MFI: You have never had a loss event or bailout event, right? Cunningham: No -- I'm knocking on wood -- that is true. We've never had to get parental support, and never had defaulted securities.... But we want to make sure that we continue to do our jobs along the analyst side of the equation with regard to our overall investment team approach.... Maybe that's why we were more confident maintaining our exposure in the most recent credit cycle.... We never exited our business with the European banks. We shortened the durations, mostly reflective of the volatility and the lack of liquidity that was evolving in some of those issuers' names. But we didn't abandon them. And that definitely evolved because of the strength of our credit and investment processes.
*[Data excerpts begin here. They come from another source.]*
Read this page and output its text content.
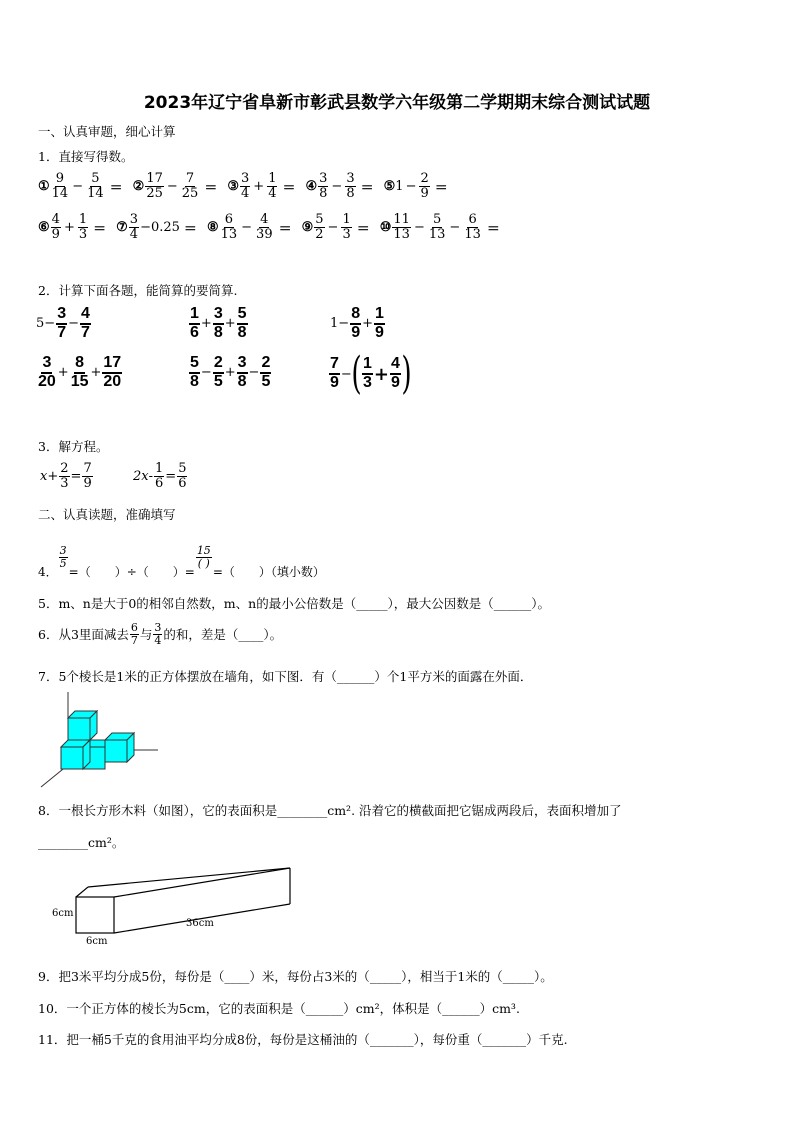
2023年辽宁省阜新市彰武县数学六年级第二学期期末综合测试试题
一、认真审题，细心计算
1．直接写得数。
① $\frac{9}{14} - \frac{5}{14}$ ＝ ② $\frac{17}{25} - \frac{7}{25}$ ＝ ③ $\frac{3}{4} + \frac{1}{4}$ ＝ ④ $\frac{3}{8} - \frac{3}{8}$ ＝ ⑤ $1 - \frac{2}{9}$ ＝
⑥ $\frac{4}{9} + \frac{1}{3}$ ＝ ⑦ $\frac{3}{4} -0.25$ ＝ ⑧ $\frac{6}{13} - \frac{4}{39}$ ＝ ⑨ $\frac{5}{2} - \frac{1}{3}$ ＝ ⑩ $\frac{11}{13} - \frac{5}{13} - \frac{6}{13}$ ＝
2．计算下面各题，能简算的要简算.
$5 - \frac{3}{7} - \frac{4}{7}$	$\frac{1}{6} + \frac{3}{8} + \frac{5}{8}$	$1 - \frac{8}{9} + \frac{1}{9}$
$\frac{3}{20} + \frac{8}{15} + \frac{17}{20}$	$\frac{5}{8} - \frac{2}{5} + \frac{3}{8} - \frac{2}{5}$	$\frac{7}{9}$ − ( $\frac{1}{3} + \frac{4}{9}$ )
3．解方程。
$x + \frac{2}{3} = \frac{7}{9}$	$2x - \frac{1}{6} = \frac{5}{6}$
二、认真读题，准确填写
4．
$\frac{3}{5}$
=（　　）÷（　　）=
$\frac{15}{( )}$
=（　　）（填小数）
5．m、n是大于0的相邻自然数，m、n的最小公倍数是（_____），最大公因数是（______）。
6．从3里面减去 $\frac{6}{7}$ 与 $\frac{3}{4}$ 的和，差是（____）。
7．5个棱长是1米的正方体摆放在墙角，如下图．有（______）个1平方米的面露在外面．
8．一根长方形木料（如图），它的表面积是________cm². 沿着它的横截面把它锯成两段后，表面积增加了
________cm²。
6cm
6cm
36cm
9．把3米平均分成5份，每份是（____）米，每份占3米的（_____），相当于1米的（_____）。
10．一个正方体的棱长为5cm，它的表面积是（______）cm²，体积是（______）cm³.
11．把一桶5千克的食用油平均分成8份，每份是这桶油的（_______），每份重（_______）千克.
MFI: Can you tell us about the 2008 Putnam [Inst MMF] merger? Cunningham: That's one of the reasons why we are very adamant in today's proposed regulatory changes that the "gates and fees" option does work. That was a real life version of that, when clients of the Putnam Institutional Prime Money Market Fund ultimately became shareholders of Federated Prime Obligations Fund. Without that gate being imposed, there could have been worse problems in the marketplace from the liquidity perspective.... It worked. As long as it's not a credit problem, the gates and fees work.
MFI: What about supply? Cunningham: Obviously, the regulatory environment, from a money fund perspective, is tenuous, and we are currently working through that. But also, many of our issuers are faced with their own constraints in their own regulatory environments, particularly banks where you have certain requirements from Dodd-Frank, from Basel III, from a SIFI standpoint. All those things weigh heavily on how banks are issuing and what they're issuing.... As you well know, banks are a large portion of most prime fund holdings.
MFI: Are you using NY Fed repo? Cunningham: We generally have some exposure in our government funds that are eligible to use the program and occasionally exposure in our prime funds. A couple of things: we obviously think it's an immensely helpful program by the NY Fed because it helps establish the viability of the unwind process. Even if it's only on a temporary overnight basis and it's only using treasury collateral, it's established a floor for that type of transaction, giving the Fed more ultimate control in their rate-setting process. This is a program that the NY Fed seems to be pretty optimistic about continuing. They're calling it an exercise now and not just as test, so that's a good development.... Having said that, we have 25 or so other counterparties that we also want to maintain a relationship with on a regular basis. We're trying to walk a tightrope between the relationships that we've developed, and want to maintain and continue to use on a funding basis, versus what seems to be pretty stable and growing potential with the NY Fed.